Di depan para peserta dari Asia Pasifik itu saya berdiri. Saya memegang sebuah poster ukuran sedang dengan gambar seorang perempuan berbusana sederhana. Dengan menatap para hadirin saya memulai presentasi itu dalam Bahasa Inggris.
“Pemimpin ini adalah seorang perempuan. Perempuan ini bukanlah siapa-siapa. Dia dilahirkan di sebuah tempat di pelosok dunia yang mungkin tak ketetahui oleh peradaban. Dia bukanlah seorang politikus, bukan pula tokoh masyarakat. Dia juga tidak terkenal. Dia adalah perempuan biasa tetapi dia menjadi batu karang yang menjaga ketegaran keluarganya. Dia adalah perempuan yang perkasa. Dia kuat dalam makna sebenarnya. Di tahun ‘70an dan awal 80an, dia bekerja di sebuah penambangan batu padas tradisional, di sebuah tempat yang mungkin bahkan tidak terlihat pada Google Earth edisi premium.
Subuh-subuh sekitar pukul 4 pagi, dia terjaga. Dia meraih anak lelakinya yang masih terlelap dan menggendongnya, menyelimutinya dengan handuk kumal yang telah kusam dan centang perenang. Dia bergegas beranjak menempuh jarak yang jauh, menembus pagi yang masih berkabut dan dingin. Dia memulai hari dengan semangat, menuju penambangan padas. Dia melewati sawah-sawah seakan-akan dia telah menghafalkan jalur-jalur itu di luar kepalanya. Dia berjalan, bergegas, melompat dan bahkan berlari di kegelapan tanpa pernah sekalipun terjatuh. Kakinya seakan bermata yang bisa melihat di kegelapan. Dia melakukan itu setiap hari untuk menghidupi keluarganya. Dia adalah seorang yang tekun dan tegar hatinya. Anaknya selalu bersamanya, dan ada sebutir mimpi dalam hatinya, dia tidak ingin anaknya menjadi penambang padas seperti dirinya suatu hari kelak.

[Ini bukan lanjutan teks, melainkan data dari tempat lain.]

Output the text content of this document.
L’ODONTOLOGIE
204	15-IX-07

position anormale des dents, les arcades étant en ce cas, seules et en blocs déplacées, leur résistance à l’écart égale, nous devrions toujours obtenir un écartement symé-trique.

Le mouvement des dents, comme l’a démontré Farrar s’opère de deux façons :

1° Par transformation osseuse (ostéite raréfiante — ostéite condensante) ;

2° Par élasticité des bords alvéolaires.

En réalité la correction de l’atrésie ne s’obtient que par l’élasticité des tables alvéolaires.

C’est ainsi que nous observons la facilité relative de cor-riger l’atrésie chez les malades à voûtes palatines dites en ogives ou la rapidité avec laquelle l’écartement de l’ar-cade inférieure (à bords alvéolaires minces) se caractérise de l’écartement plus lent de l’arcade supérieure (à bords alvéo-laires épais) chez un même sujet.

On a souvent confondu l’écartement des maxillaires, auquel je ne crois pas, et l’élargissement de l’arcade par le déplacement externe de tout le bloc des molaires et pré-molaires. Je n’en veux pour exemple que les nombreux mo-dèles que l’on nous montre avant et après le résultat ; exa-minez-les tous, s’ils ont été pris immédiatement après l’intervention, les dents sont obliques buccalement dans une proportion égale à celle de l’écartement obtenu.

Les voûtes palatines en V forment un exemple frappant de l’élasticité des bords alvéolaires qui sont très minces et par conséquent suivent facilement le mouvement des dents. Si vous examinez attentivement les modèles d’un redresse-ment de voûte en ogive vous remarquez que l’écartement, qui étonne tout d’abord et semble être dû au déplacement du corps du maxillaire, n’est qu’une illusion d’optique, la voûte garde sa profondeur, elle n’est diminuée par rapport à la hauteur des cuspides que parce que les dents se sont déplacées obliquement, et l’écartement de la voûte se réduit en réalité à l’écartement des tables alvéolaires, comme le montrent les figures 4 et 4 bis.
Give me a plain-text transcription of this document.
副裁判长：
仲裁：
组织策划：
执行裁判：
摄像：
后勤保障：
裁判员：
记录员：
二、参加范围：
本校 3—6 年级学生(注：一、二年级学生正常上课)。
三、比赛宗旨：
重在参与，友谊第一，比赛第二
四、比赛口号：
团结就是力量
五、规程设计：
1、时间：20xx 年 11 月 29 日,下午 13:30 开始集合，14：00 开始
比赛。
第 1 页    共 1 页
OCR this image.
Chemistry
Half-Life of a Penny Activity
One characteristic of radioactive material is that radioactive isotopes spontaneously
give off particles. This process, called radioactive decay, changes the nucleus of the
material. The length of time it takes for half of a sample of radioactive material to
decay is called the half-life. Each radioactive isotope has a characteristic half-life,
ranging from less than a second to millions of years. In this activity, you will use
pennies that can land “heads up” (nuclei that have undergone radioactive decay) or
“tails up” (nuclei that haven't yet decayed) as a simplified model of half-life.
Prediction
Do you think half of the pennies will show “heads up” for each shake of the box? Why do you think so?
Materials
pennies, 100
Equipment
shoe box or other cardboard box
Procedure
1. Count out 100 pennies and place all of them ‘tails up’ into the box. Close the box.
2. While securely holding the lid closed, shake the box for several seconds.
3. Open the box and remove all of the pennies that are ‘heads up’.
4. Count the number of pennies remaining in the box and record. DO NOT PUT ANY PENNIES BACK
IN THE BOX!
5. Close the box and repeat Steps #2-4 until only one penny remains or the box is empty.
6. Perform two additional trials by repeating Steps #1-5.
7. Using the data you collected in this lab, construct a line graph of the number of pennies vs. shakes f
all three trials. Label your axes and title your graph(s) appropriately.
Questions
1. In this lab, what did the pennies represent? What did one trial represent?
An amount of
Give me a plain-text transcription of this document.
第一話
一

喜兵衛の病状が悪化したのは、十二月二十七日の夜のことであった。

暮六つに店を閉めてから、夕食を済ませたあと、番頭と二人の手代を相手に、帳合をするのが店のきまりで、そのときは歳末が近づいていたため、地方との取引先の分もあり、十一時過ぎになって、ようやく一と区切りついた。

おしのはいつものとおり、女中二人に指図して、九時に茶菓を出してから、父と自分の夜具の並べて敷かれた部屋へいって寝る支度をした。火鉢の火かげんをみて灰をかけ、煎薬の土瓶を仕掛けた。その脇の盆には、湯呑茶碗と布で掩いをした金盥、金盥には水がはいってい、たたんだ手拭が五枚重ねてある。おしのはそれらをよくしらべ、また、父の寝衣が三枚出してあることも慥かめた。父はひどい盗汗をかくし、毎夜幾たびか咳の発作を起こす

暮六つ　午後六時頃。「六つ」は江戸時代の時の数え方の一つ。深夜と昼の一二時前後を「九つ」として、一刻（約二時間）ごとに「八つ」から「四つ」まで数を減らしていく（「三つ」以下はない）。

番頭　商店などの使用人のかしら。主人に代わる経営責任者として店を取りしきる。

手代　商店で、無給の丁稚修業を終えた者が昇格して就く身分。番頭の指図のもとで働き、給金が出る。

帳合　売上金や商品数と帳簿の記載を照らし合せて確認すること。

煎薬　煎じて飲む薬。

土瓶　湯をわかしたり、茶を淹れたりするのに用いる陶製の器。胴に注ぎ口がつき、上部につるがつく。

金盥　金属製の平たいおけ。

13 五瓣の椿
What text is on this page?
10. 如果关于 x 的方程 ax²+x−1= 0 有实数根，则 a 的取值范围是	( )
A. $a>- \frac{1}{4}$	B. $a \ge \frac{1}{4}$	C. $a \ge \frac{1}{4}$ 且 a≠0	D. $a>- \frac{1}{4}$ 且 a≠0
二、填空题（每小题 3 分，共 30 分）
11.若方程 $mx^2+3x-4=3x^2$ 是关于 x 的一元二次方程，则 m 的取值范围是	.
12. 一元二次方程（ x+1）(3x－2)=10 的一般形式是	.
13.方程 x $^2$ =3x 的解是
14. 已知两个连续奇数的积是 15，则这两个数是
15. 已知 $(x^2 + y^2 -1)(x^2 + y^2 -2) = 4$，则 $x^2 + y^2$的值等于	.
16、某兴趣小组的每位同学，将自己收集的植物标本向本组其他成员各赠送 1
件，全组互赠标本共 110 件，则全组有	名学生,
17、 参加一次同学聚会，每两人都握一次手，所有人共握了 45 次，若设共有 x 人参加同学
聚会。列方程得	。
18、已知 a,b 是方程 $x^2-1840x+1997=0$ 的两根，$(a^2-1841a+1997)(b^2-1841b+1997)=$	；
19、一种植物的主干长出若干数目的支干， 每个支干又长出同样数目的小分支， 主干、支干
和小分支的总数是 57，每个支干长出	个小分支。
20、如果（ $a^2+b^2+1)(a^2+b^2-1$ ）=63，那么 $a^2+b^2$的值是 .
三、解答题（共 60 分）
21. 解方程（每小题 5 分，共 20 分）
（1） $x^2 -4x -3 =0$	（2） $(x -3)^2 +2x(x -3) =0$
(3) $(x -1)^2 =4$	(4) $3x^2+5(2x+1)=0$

Di suatu pagi yang dingin tahun 1986, anaknya setengah putus asa, kehilangan akal dan tidak bisa membuka satu sachet shampoo untuk keramas. Si kecil berteriak, meminta ibunya membawakan pisau atau gunting untuk membuka shampoo itu. Perempuan itu datang mendekati lelaki kecil itu, meraih shampoo dari tangan si kecil dan merobek sudut plastik itu dengan giginya. Ditatapnya lelaki kecil itu tepat di matanya dan berujar “kamu tidak memerlukan pisau atau gunting untuk membuka shampoo ini” Bagi lelaki kecil itu, kejadian sederhana itu adalah sebuah inspirasi besar yang mengajarkan bahwa dia bisa melakukan sesuatu sendiri tanpa harus merepotkan orang lain.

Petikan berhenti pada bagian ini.